Despite a 6.5 percent increase in tuition revenue, Cornell has once again lived up to its “Big Red” nickname for the third year in a row: According to its annual financial report released days ago, the University posted an operating loss of $104 million for the fiscal year ending June 2019.
When non-distributed endowment returns, reductions to anticipated pension liabilities and grants for capital acquisitions — all of which are classified as not directly related to the University’s “core, day-to-day activities” — are included to find total change in net assets, that figure rises to a surplus of $129 million, although Cornell still reported negative total cash flows of $6.6 million.
While total operating revenues grew by 4.8 percent in fiscal year 2019, expenses edged up by an even greater 5.3 percent to put Cornell in the red.
“This report describes a healthy university, despite its operating loss,” wrote Cornell’s Chief Financial Officer Joanne DeStefano, who, in the report, partially attributed the uptick in expenses to the hiring of 248 additional employees at Weill Cornell Medical College.
Case in point, by far the largest expense remains wages, pensions and benefits for Cornell’s nearly 18,000 employees, amounting to $2.9 billion and 64.8 percent of its budget.
Although Cornell’s position as a non-profit anchored by an over $7 billion endowment means that it does not face the same pressures to run a surplus as companies of a similar size — the deficit still prompted the University’s top accountant to call for finding new avenues of growth and cost-cutting.
“To improve operational results in the future, the University must take advantage of opportunities to increase revenues and/or reduce expenses, while continuing to deliver its mission to discover, preserve, and disseminate knowledge,” wrote William Silbert, associate vice president and University controller, in the report.
Despite a 3.5 percent tuition hike and 3 percent enrollment expansion that raised an additional $44 million, over the last year, the University received only 17 percent of its revenues from tuition, a relatively small number similar to the revenue coming from patients and corporate contracts.
Amidst rising healthcare demand, Weill Cornell’s Medical Physician Organization, which DeStefano called Cornell’s “largest growth area,” generated over $1.1 billion to comprise 26 percent of University revenues, up from only 23 percent in 2014.

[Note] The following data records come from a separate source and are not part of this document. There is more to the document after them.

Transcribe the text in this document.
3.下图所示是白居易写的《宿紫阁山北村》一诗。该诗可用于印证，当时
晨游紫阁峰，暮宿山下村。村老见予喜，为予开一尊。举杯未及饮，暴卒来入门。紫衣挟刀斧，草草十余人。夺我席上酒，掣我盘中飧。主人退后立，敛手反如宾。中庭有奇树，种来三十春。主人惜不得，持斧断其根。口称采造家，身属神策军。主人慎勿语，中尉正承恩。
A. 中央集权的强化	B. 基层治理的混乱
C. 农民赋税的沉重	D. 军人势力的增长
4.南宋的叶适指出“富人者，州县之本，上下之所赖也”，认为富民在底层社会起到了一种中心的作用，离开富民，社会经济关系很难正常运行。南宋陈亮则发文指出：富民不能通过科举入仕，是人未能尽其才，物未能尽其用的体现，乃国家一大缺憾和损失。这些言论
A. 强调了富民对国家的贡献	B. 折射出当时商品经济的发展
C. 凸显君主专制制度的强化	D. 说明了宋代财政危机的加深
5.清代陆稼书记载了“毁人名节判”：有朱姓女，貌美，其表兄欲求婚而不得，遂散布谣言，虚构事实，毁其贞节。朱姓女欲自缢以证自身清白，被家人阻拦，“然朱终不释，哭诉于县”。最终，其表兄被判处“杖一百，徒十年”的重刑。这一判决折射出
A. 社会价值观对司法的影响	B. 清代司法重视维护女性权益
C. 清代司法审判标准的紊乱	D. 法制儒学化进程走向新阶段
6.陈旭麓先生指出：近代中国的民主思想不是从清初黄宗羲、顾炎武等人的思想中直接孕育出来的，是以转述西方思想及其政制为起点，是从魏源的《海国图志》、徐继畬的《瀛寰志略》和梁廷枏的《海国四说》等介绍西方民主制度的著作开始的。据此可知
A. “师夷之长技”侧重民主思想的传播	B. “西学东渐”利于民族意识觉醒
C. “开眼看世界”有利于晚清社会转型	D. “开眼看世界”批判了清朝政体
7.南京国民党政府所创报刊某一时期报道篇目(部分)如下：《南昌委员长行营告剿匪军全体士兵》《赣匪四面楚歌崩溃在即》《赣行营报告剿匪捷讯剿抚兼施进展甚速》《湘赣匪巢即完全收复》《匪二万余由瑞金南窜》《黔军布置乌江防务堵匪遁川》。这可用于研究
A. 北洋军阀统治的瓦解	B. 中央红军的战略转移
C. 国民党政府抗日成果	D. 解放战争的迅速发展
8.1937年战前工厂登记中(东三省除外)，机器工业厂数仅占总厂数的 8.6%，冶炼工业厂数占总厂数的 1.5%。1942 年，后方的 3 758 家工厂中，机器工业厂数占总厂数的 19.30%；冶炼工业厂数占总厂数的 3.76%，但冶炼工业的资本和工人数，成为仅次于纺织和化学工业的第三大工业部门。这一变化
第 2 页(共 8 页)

According to the report, the Physician Organization acts as the management structure for Weill Cornell’s clinical services, receiving revenue from patients treated at its facilities. Last year, Weill Cornell — which operates 40 locations in New York under affiliations with NewYork-Presbyterian Hospital, Hospital for Special Surgery and Memorial Sloan-Kettering — employed over 1,320 physicians and saw 1.7 million annual patient visits.
Income from grants and contracts — which the report defines as “revenue generated from external entities, such as governmental agencies, corporations, or non-profit organizations” — lagged behind Weill at nearly $900 million and makes up 20 percent of Cornell’s revenues.
Among the corporate contracts, Cornell’s affiliation with foreign actors have landed the University in hot water in recent months: Last March, a Sun investigation into a multi-million dollar contract with Chinese telecommunications giant Huawei, which has been the target of several federal investigations, left the University on the defensive.
According to government records, Cornell accepted foreign gifts and contracts totalling almost $200 million in the past fiscal year — the vast majority of which came from Qatar, where Cornell operates a branch of its medical college. None were reported from mainland China over that period.
Of the Ivy League schools that have released audited financial statements for the 2019 fiscal year, Cornell’s total $104 million operating deficit so far leads the pack. The University of Pennsylvania, Harvard and Columbia, on the other hand, all delivered surpluses of over $100 million.
Even so, the University remained confident about fiscal year 2019’s results — highlighting, in particular, its operations beyond Ithaca as an area of strength looking forward.
“In summary, the results of fiscal year 2019 are in line with the university’s operating plan, benefiting primarily from the continued growth in the clinical practice and the planned growth of Cornell Tech,” DeStefano wrote.
Correction: A previous version of this story incorrectly stated that Cornell’s endowment for the 2019 fiscal year is over $10 billion. In fact, it is over $7 billion. In addition, this story previously reported that Cornell had negative cash flows of $109 million; the correct figure is negative $6.6 million. Language regarding tuition revenue has also been updated.